This article touches on some basic processes relating to Data Management (DM) that aid straightforward Data Archiving (DA), and facilitate future secondary data analysis (SDA). Prevention and Early Intervention (PEI) projects can be logistically challenging and costly, with limited resources for exhaustive data analysis. Therefore, it is prudent to archive the data for subsequent researchers to analyse and extend the research beyond the scope of the original PEI project. It is becoming common practice for funding organisations (e.g. the Education Endowment Foundation, 2017) to request relevant provision, and planning for DA (Van den Eynden, Corti, Woollard, Bishop and Horton, 2011).

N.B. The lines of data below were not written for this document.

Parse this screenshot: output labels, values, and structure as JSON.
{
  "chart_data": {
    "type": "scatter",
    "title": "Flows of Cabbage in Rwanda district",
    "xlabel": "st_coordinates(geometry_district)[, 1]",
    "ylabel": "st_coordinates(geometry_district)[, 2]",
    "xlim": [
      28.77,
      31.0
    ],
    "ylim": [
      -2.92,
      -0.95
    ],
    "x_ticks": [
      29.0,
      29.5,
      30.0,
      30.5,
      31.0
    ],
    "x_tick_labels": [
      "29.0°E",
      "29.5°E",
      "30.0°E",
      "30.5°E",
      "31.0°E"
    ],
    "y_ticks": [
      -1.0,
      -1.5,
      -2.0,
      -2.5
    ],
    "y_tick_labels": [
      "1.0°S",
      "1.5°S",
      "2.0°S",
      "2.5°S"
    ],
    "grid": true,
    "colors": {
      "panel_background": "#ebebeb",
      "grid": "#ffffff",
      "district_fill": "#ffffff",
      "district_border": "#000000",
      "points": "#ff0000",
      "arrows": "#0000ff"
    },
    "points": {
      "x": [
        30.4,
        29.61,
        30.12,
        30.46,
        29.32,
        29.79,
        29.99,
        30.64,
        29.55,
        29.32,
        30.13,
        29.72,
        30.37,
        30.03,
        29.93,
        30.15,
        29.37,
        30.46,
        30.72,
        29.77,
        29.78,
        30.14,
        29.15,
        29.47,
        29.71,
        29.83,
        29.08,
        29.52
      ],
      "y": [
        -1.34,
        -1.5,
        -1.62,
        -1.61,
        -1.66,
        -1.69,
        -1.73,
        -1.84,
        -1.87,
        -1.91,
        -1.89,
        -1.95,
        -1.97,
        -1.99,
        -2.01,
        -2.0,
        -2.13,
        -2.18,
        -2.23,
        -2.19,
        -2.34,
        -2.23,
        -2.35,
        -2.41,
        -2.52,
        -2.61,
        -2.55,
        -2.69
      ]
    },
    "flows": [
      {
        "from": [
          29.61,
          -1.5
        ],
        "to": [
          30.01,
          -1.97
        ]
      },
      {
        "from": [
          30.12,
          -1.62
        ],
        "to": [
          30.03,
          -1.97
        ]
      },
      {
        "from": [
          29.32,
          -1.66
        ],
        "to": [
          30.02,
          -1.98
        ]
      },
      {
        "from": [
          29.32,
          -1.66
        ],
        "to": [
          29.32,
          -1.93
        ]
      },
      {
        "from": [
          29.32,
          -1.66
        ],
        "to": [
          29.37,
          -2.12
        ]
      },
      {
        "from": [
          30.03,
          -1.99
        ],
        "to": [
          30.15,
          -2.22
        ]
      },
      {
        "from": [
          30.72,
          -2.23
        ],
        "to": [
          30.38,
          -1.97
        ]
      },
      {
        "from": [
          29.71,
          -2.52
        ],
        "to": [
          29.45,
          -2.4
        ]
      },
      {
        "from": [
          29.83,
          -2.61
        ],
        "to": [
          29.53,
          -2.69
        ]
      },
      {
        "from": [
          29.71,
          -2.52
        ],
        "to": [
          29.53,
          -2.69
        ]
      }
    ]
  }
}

Researchers, who have both experience of conducting PEI projects and preparing data sets for archiving, write this short commentary. Examples of previously archived projects, from the Irish Social Science Data Archive (ISSDA, 2017), are included to highlight some pitfalls of the DM process and provide tips for more efficient DA.
When a data analyst works with a secondary dataset, relevant data information must be available. Variable names must be appropriate and in a logical convention, data labels should be relevant and consistent, and contain precise values. However, if this essential information is missing, the DA process becomes labor intensive and requires the researcher or archivist to rework the data file before archiving.
In the case of the Mate-Tricks dataset, from a randomised controlled trial evaluation of an afterschool programme (O’Hare et al. 2012), there were over 800 variables, therefore a logical and consistent variable naming convention was implemented with appropriate data labels and explicit data values. Variable names may be in a format that allows the person who created them to understand what they relate to (as they set up the data file), but they may not be explicit enough to inform a subsequent user to understand what they represent. Example variables in the Mate-Tricks dataset are CPT_TEI_1 through to CPT_TEI_75. The CPT refers to Child Post Test (time point of measurement), TEI denotes the Trait Emotional Intelligence questionnaire (the measure used), and 1 to 75 represents the item number on the measure. When a standard variable naming convention is not used, the variables will have to be renamed, which requires additional work. If data labels and values are missing, then the data archivist will also need to refer to the measures/ questionnaire in order to modify the variable characteristics in the data file.
These basic DM procedures are implemented easily, and when done as a matter of course they allow for straightforward DA and efficient navigation of the variables for the secondary data analyst.
By investing a small amount of time, adhering to basic DM procedures mentioned above during the data preparation stage, the DA process becomes less time consuming, and more beneficial to an SDA. Consequently, the data will help extend research and can provide a direct credit to the researcher as a research output in its own right (Van den Eynden et al., 2011).